Borosilicate glass (a.k.a. Pyrex, a.k.a. the glass that labware and glass baking dishes are made of) is really the way to go; it has excellent thermal properties and is nigh-indestructible. I’ve been running the same 3mm slab of borosilicate glass on my Bizer for just over two years now, I use Elmer’s purple washable glue stick on it, and when the glue film has started to get too worn from removing parts, I literally scrape the entire bed clean with a razor blade… Just going at it with a #9 single-edge razor blade in a 3D printed scraper handle… And to this day there still isn’t a single scratch in the glass! Hardy stuff, that. (Every week or so I give the glass a full wash to remove all residue, followed by a once-over of the print surface with isopropyl alcohol to prep it.) I’ve printed basically everything on it; PLA, PLA/PHA, ABS, TPE, TPU, Polycarbonate, Polycaprolactone, PETG… I’ve seen some horror stories of people taking chunks out of borosilicate glass beds trying to remove PET/PETG prints, I can only guess they were printing straight on the glass and that my gluestick acts as a release agent, because I’ve never had that problem…

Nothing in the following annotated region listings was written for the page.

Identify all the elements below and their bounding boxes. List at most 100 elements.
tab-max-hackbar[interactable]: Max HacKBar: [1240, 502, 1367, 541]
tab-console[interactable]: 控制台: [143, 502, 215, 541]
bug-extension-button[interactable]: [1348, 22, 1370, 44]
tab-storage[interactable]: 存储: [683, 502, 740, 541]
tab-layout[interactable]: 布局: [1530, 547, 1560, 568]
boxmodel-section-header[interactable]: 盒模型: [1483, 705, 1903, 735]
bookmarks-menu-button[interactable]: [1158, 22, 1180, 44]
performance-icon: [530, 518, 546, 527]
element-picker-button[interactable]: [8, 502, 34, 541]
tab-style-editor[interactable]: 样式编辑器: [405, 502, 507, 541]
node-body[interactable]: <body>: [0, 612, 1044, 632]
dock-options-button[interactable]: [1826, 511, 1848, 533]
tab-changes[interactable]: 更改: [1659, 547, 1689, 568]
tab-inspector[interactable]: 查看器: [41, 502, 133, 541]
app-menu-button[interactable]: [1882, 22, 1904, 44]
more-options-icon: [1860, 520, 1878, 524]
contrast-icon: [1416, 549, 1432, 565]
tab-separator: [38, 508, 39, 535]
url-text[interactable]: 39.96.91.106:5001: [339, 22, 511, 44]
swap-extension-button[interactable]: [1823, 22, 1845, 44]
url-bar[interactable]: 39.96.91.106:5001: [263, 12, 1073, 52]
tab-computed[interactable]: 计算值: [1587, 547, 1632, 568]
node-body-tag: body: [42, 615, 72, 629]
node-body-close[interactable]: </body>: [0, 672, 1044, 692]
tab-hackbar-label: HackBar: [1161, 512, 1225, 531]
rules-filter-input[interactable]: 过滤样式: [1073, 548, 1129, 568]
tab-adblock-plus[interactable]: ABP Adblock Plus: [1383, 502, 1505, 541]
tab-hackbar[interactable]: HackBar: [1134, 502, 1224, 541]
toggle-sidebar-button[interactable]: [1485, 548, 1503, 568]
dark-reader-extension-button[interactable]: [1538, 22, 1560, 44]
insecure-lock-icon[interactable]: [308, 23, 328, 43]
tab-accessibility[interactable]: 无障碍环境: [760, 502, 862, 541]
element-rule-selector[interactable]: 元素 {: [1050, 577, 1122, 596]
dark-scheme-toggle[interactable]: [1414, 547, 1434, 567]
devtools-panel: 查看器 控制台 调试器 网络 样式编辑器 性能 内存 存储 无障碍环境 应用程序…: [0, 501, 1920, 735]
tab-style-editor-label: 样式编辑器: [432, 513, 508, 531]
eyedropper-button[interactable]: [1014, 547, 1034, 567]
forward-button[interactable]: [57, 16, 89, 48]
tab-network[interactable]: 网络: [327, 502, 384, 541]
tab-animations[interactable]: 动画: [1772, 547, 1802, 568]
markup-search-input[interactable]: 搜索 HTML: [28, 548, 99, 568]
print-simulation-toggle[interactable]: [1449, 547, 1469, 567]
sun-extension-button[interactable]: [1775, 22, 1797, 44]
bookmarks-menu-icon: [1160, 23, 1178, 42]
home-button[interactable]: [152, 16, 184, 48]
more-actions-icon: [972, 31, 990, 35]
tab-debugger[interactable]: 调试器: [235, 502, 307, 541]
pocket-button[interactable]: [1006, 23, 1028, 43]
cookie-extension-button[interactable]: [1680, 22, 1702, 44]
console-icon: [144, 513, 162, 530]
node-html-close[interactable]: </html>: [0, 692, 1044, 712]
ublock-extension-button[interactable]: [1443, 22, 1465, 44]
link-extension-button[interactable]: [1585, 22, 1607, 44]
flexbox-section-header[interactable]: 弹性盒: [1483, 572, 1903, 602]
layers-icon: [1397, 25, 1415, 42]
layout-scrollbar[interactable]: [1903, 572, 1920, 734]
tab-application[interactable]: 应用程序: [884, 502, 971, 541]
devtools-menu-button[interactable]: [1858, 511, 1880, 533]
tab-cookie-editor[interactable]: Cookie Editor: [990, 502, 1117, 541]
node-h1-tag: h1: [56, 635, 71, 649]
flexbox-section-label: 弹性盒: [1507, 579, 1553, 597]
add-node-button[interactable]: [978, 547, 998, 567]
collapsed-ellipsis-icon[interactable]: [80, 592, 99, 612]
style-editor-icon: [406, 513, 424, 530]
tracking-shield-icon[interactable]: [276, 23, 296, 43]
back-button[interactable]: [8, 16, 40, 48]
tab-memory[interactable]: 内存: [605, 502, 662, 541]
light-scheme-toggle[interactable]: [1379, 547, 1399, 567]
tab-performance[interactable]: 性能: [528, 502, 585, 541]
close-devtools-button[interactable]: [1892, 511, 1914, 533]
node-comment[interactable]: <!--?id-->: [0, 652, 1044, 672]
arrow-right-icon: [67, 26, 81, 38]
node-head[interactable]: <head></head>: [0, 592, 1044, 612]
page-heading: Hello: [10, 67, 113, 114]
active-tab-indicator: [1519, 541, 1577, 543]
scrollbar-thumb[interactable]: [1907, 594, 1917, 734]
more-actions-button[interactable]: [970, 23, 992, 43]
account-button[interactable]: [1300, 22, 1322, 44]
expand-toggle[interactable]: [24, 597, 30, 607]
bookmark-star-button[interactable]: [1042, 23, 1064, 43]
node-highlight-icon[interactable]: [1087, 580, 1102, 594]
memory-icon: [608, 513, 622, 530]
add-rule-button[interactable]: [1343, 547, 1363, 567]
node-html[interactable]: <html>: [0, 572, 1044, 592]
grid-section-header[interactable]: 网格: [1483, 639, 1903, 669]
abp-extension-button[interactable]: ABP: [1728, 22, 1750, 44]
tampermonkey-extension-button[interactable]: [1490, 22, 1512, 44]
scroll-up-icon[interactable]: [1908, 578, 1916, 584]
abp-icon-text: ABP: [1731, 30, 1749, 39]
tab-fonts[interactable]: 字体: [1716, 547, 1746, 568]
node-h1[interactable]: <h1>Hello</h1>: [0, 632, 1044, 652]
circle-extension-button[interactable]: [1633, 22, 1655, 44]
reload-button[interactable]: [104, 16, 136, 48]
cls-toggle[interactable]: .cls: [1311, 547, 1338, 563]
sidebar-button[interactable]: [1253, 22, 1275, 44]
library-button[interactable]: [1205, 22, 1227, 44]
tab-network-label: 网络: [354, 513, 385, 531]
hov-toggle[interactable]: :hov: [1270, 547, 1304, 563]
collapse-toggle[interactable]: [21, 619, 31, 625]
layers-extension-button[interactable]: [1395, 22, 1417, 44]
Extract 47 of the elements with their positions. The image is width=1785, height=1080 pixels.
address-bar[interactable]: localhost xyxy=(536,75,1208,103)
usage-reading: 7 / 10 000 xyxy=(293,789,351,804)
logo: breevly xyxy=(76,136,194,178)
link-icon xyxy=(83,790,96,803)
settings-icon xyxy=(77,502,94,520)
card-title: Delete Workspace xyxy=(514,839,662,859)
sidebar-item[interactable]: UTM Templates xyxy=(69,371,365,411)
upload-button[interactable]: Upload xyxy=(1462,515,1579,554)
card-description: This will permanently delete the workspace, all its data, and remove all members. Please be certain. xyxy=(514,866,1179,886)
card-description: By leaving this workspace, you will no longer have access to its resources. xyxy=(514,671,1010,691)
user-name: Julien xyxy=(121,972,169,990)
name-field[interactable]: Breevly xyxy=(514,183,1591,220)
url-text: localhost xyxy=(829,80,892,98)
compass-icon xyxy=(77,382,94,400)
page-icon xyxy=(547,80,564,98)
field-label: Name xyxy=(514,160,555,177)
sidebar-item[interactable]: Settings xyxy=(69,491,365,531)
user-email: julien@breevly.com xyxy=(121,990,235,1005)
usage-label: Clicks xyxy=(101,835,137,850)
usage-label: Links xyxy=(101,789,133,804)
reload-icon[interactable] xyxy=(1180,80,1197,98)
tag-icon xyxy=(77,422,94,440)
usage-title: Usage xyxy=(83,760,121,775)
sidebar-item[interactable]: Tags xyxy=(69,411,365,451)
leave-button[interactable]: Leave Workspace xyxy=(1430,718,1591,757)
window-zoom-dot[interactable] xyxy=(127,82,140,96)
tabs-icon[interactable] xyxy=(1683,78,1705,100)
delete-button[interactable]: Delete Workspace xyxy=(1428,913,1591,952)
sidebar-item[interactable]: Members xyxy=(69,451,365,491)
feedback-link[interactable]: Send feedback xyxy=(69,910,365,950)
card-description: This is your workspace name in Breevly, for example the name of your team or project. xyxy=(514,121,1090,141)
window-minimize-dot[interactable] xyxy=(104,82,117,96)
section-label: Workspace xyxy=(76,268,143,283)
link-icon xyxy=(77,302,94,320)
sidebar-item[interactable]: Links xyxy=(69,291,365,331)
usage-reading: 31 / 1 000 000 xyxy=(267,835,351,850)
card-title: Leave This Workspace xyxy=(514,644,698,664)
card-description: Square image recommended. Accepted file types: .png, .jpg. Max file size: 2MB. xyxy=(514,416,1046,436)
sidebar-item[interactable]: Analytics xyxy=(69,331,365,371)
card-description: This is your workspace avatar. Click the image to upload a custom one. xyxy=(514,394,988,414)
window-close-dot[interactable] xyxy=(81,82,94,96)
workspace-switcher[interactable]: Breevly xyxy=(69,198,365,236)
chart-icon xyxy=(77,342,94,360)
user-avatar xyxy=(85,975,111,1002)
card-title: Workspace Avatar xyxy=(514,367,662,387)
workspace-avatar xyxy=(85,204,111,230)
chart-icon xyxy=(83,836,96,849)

Another one of my tricks is that instead of ever letting the bed be off for a print when it’s not needed, I have it set to 45-50°C (Which seems to be about the minimum that either the cheap TCs will read, or that the firmware will register, anyway) and this causes it to always be just warmer than ambient temp, and ensures the whole “Print’s done when you hear it pop!” effect where large parts come loose from the bed when the bed cools. Makes life easier!